Since the Academy and KaBOOM! began their partnership in 1999, they have built five playgrounds in Annual Meeting host cities: Orlando; Dallas; San Mateo, Calif.; New Orleans; and San Francisco.
Come to THE ARC
The sixth playground will be built at the site of a new 90,000 square-foot community center—the Town Hall Education, Arts and Recreation Center (THE ARC)—located in the Anacostia neighborhood, on Mississippi Avenue SE between Southern Avenue and Stanton Road.
When THE ARC is completed, it will house a music school, a 350-seat theatre, music and dance performance space, a multi-screen movie theatre and several other artistic and recreational components. It will also house a number of agencies such as the Boys and Girls Club of Greater Washington and the Washington Middle School for Girls, providing services to thousands of children who live within a mile radius of the campus.
“A lot of these children don’t have a safe place to play, so this will give them a central rallying place,” said Pinsky. “We’ve been able to go back to communities where we built and see them change as a result of the playgrounds. We know the same positive changes will take place here.”
Children of the Anacostia neighborhood have already put crayons to paper to design the playground of their dreams. They shared some of their ideas with the project team—made up of orthopaedic surgeons as well as KaBOOM!, Academy and community center developer representatives—that visited the site last month.
Why build playgrounds?
If you’re puzzled about the role you, as an orthopaedic surgeon, have in playground safety, think of it as a chance to help prevent childhood injuries. Many orthopaedic surgeons see firsthand the fractures, dislocations and other results of playground injuries. In 2003, more than 465,000 playground-related injuries were treated in the United States.
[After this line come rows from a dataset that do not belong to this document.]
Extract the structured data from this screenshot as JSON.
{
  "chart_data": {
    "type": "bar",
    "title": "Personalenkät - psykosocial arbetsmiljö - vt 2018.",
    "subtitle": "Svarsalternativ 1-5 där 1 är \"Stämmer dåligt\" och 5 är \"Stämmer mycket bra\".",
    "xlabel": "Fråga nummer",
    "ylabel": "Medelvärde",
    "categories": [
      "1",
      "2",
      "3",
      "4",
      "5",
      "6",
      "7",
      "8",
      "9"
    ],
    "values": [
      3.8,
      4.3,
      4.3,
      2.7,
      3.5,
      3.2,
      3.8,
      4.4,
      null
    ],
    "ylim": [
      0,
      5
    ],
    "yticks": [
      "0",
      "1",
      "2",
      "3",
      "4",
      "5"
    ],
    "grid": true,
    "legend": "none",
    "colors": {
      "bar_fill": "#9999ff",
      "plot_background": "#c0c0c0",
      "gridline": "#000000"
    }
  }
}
Some of the most common playground injuries occur when children fall off playground equipment onto the surface below, sometimes striking equipment such as steps or poles on the way down. Many children collide with a moving swing, merry-go-round or teeter-totter. Others pinch a foot or hand in the coils of a spring rocker.
Adult supervision prevents a lot of playground injuries. But playground design is also important. Building safe, accessible playgrounds is part of the AAOS’ ongoing campaign, Prevent Injuries America!®, aimed at reducing musculoskeletal injuries.
All playgrounds built by the Academy and KaBOOM! feature a poured-in-place, rubber safety surface and ramped play structures with a variety of age-appropriate activities for children with and without disabilities.
Sign up now
If you can lend a hand, here are a few basics: The day will begin at 8 a.m. and finish at about 4:30 p.m. Busses will run between the Convention Center and THE ARC every hour from 7:30 a.m. to 4:30 p.m., and lunch will be provided at the build site.
Visit the Public Education and Media Relations section of the Academy’s Web site at www.aaos.org to add your name to the volunteer roster. All volunteers will receive detailed information prior to the event.